We’ve talked before on Friendly Atheist about Tim Tebow‘s tempting eyes.
Seriously, who could resist this face? It makes me want to run out and get (re-) baptized.
But once Tebow graduated, the NCAA had to spoil everyone’s proselytizin’ fun by banning messages on eye black, or as it’s called in the official rulebook, “eye shade.”
So where does that leave Illini quarterback Nathan Scheelhaase, whose eye black is now in a cross shape?
There are two aspects to this question. The first is what the NCAA rules actually allow. The second, which we’ve been asking ourselves for as long as public figures have been outspoken about religion, is what should be acceptable in a respectful, pluralistic society.
The first is easy enough to answer. Let me just flip open my copy of the 2011-2012 NCAA Football Rules and Interpretations (PDF) to Optional Equipment, Article 6, subsection e:
Eye Shade. Any shading under a player’s eyes must be solid black with no words, numbers, logos or other symbols.
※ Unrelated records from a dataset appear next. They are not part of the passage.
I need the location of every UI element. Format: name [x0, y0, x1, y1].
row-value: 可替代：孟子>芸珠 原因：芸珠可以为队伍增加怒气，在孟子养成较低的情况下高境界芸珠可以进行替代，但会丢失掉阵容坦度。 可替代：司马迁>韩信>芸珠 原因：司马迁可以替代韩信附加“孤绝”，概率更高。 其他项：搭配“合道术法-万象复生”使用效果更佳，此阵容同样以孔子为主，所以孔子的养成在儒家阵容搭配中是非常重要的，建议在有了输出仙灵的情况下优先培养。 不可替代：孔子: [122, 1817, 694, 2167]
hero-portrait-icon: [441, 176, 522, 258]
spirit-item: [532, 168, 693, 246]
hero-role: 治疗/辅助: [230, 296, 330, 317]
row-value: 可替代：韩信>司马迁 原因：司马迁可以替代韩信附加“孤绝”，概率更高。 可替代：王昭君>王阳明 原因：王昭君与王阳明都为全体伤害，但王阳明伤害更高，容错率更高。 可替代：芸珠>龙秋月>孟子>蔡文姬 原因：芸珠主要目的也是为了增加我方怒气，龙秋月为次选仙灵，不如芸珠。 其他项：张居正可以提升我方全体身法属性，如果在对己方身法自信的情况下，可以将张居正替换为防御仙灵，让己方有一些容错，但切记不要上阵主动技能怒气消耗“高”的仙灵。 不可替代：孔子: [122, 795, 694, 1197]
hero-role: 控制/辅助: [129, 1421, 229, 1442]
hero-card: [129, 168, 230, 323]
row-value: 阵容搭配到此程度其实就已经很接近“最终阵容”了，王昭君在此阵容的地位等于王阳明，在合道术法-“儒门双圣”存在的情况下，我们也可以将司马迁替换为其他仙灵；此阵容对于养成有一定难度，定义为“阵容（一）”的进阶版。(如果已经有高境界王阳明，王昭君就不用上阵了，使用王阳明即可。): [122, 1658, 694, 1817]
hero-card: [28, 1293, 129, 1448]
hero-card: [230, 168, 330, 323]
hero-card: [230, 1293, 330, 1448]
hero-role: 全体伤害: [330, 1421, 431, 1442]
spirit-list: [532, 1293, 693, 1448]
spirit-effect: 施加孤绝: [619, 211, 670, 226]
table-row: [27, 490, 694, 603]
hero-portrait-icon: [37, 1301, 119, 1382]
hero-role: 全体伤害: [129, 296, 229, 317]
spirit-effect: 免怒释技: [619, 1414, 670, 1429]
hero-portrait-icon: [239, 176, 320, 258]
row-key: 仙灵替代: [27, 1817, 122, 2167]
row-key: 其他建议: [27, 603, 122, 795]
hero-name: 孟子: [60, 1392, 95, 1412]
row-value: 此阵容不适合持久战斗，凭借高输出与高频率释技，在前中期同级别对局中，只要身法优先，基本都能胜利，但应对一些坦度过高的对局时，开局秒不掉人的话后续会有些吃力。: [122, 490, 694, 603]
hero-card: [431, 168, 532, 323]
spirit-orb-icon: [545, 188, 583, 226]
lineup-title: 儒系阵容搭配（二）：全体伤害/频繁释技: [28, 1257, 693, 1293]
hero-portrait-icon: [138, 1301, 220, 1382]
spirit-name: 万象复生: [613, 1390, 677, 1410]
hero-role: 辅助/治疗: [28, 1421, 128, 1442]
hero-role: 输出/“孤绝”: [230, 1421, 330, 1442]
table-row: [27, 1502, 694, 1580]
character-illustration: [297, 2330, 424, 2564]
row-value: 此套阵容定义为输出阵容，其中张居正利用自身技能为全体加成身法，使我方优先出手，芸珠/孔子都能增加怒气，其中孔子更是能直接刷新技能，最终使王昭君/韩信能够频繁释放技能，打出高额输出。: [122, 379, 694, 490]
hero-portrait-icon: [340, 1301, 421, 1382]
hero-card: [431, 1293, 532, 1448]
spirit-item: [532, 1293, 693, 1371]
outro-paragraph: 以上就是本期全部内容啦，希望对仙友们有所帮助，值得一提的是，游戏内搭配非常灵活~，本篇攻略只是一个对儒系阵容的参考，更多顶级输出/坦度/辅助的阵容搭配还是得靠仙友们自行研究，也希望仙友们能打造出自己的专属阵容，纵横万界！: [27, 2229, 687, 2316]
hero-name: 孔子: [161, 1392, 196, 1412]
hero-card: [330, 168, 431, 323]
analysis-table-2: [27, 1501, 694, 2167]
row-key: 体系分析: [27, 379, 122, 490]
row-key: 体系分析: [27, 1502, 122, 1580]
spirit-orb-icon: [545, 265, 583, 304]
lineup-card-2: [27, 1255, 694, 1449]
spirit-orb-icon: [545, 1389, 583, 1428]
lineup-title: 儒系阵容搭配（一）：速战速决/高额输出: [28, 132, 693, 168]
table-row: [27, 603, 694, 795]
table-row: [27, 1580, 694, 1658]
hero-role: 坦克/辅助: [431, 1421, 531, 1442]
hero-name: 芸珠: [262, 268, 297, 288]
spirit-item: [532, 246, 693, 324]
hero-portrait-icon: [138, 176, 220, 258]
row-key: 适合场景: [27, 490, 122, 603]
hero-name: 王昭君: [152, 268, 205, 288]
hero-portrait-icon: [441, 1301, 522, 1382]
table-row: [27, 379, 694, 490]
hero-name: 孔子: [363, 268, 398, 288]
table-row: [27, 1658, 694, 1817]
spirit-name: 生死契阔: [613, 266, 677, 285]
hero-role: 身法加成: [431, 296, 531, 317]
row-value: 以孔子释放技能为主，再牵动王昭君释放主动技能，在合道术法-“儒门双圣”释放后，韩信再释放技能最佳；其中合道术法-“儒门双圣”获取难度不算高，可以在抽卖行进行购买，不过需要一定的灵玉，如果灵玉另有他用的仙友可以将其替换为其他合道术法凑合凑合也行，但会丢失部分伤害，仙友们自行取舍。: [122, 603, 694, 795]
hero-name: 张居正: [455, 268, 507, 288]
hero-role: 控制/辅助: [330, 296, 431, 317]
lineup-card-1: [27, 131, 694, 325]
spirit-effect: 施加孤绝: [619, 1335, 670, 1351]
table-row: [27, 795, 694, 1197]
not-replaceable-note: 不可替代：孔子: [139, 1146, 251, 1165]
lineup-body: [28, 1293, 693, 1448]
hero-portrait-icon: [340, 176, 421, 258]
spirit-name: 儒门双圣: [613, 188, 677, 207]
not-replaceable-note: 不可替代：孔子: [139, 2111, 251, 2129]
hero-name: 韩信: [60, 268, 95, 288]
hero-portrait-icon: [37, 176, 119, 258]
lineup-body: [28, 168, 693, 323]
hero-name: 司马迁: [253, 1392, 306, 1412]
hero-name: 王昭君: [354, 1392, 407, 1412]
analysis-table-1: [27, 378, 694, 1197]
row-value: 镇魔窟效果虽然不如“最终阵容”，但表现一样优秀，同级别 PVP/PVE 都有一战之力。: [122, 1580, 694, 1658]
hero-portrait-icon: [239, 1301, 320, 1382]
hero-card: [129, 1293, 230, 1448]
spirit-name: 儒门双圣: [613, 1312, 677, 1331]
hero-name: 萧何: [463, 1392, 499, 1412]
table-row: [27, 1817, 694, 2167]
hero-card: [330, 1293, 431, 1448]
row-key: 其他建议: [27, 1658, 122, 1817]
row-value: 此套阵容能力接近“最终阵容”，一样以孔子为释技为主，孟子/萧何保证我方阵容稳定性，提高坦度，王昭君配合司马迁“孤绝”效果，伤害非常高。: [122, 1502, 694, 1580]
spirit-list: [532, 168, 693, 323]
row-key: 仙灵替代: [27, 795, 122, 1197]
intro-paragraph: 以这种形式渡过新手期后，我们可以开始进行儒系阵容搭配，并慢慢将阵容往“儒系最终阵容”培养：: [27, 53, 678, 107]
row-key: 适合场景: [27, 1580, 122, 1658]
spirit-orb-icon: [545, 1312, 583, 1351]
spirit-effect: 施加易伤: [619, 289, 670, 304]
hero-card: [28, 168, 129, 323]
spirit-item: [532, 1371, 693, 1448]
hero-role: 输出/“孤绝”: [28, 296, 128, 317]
Well, it sounds like Scheelhaase is in a bit of a technical grey area. His eye shade is, in fact, all black, and sports no words, numbers, logos or symbols upon it. It just happens to be in the shape of a cross. Which you may or may not consider a symbol. To me, this seems like a pretty obvious case of respecting the letter of the law while disobeying the spirit. Would the atheist scarlet letter logo garner the same respect? An upside down cross? A swastika? The same problem that existed with allowing white-on-black written messages exists in allowing players to create shapes with their eye black.As for the second question, the line in a pluralistic society is probably “back thataway.” There’s something to be said for genuine dialogue, but Scheelhaase is using a bully pulpit of athletic recognition to push something totally unrelated and divisive. He wants viewers to take note that he’s not just a football player; he’s a Christian football player:
While he can’t reach an evangelical audience as wide as Broncos quarterback Tim Tebow, he still hopes his outspokenness about his Christian beliefs will make people at least consider his views.
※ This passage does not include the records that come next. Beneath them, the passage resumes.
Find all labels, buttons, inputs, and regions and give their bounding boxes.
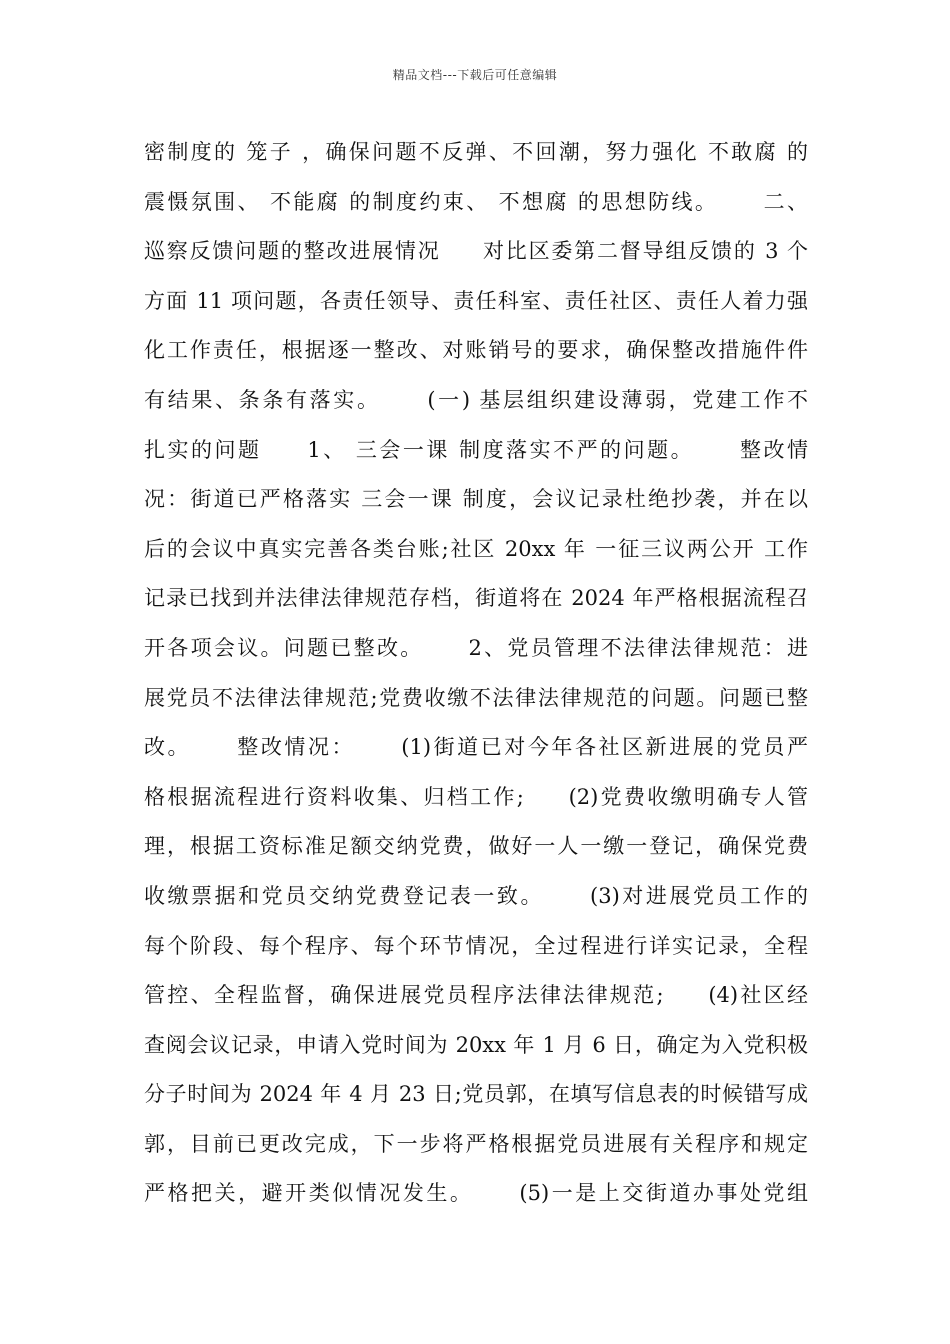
page-header: 精品文档---下载后可任意编辑	[392, 68, 558, 82]
text-line: 化工作责任，根据逐一整改、对账销号的要求，确保整改措施件件	[144, 338, 808, 363]
text-line: 查阅会议记录，申请入党时间为 20xx 年 1 月 6 日，确定为入党积极	[144, 1032, 808, 1057]
text-line: 收缴票据和党员交纳党费登记表一致。 (3)对进展党员工作的	[144, 883, 808, 908]
text-line: 况：街道已严格落实 三会一课 制度，会议记录杜绝抄袭，并在以	[144, 487, 808, 512]
text-line: 改。 整改情况： (1)街道已对今年各社区新进展的党员严	[144, 735, 808, 760]
text-line: 郭，目前已更改完成，下一步将严格根据党员进展有关程序和规定	[144, 1131, 808, 1156]
text-line: 震慑氛围、 不能腐 的制度约束、 不想腐 的思想防线。 二、	[144, 189, 808, 214]
document-body	[144, 128, 808, 1219]
text-line: 扎实的问题 1、 三会一课 制度落实不严的问题。 整改情	[144, 437, 808, 462]
text-line: 展党员不法律法律规范;党费收缴不法律法律规范的问题。问题已整	[144, 685, 808, 710]
text-line: 方面 11 项问题，各责任领导、责任科室、责任社区、责任人着力强	[144, 288, 808, 313]
text-line: 每个阶段、每个程序、每个环节情况，全过程进行详实记录，全程	[144, 933, 808, 958]
text-line: 有结果、条条有落实。 (一) 基层组织建设薄弱，党建工作不	[144, 387, 808, 412]
text-line: 管控、全程监督，确保进展党员程序法律法律规范; (4)社区经	[144, 983, 808, 1008]
text-line: 记录已找到并法律法律规范存档，街道将在 2024 年严格根据流程召	[144, 586, 808, 611]
text-line: 严格把关，避开类似情况发生。 (5)一是上交街道办事处党组	[144, 1181, 808, 1206]
text-line: 理，根据工资标准足额交纳党费，做好一人一缴一登记，确保党费	[144, 834, 808, 859]
text-line: 分子时间为 2024 年 4 月 23 日;党员郭，在填写信息表的时候错写成	[144, 1082, 808, 1107]
text-line: 巡察反馈问题的整改进展情况 对比区委第二督导组反馈的 3 个	[144, 239, 808, 264]
text-line: 格根据流程进行资料收集、归档工作; (2)党费收缴明确专人管	[144, 784, 808, 809]
text-line: 后的会议中真实完善各类台账;社区 20xx 年 一征三议两公开 工作	[144, 536, 808, 561]
text-line: 开各项会议。问题已整改。 2、党员管理不法律法律规范：进	[144, 635, 808, 660]
text-line: 密制度的 笼子 ，确保问题不反弹、不回潮，努力强化 不敢腐 的	[144, 140, 808, 164]
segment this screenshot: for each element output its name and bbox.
“A lot of people watch my moves and watch my actions,” Scheelhaase said. “If I can plant seeds in people, that would be awesome.”
He says he supports open dialogue and talks about how he enjoys conversations with “teammates who worship differently than he does.” But he doesn’t really mean it.
His Twitter feed is filled with Bible verses, and he blocked one follower who asked him to “ease up” on voicing his faith.
Scheelhaase’s face-crosses are a pretty clear-cut violation of NCAA policy, and the restriction should be enforced as it would for any nonreligious symbol. But beyond that, it would be nice if the vociferously religious would quit trying to find ways to push the envelope and play the football game without attempting to push their Christian privilege.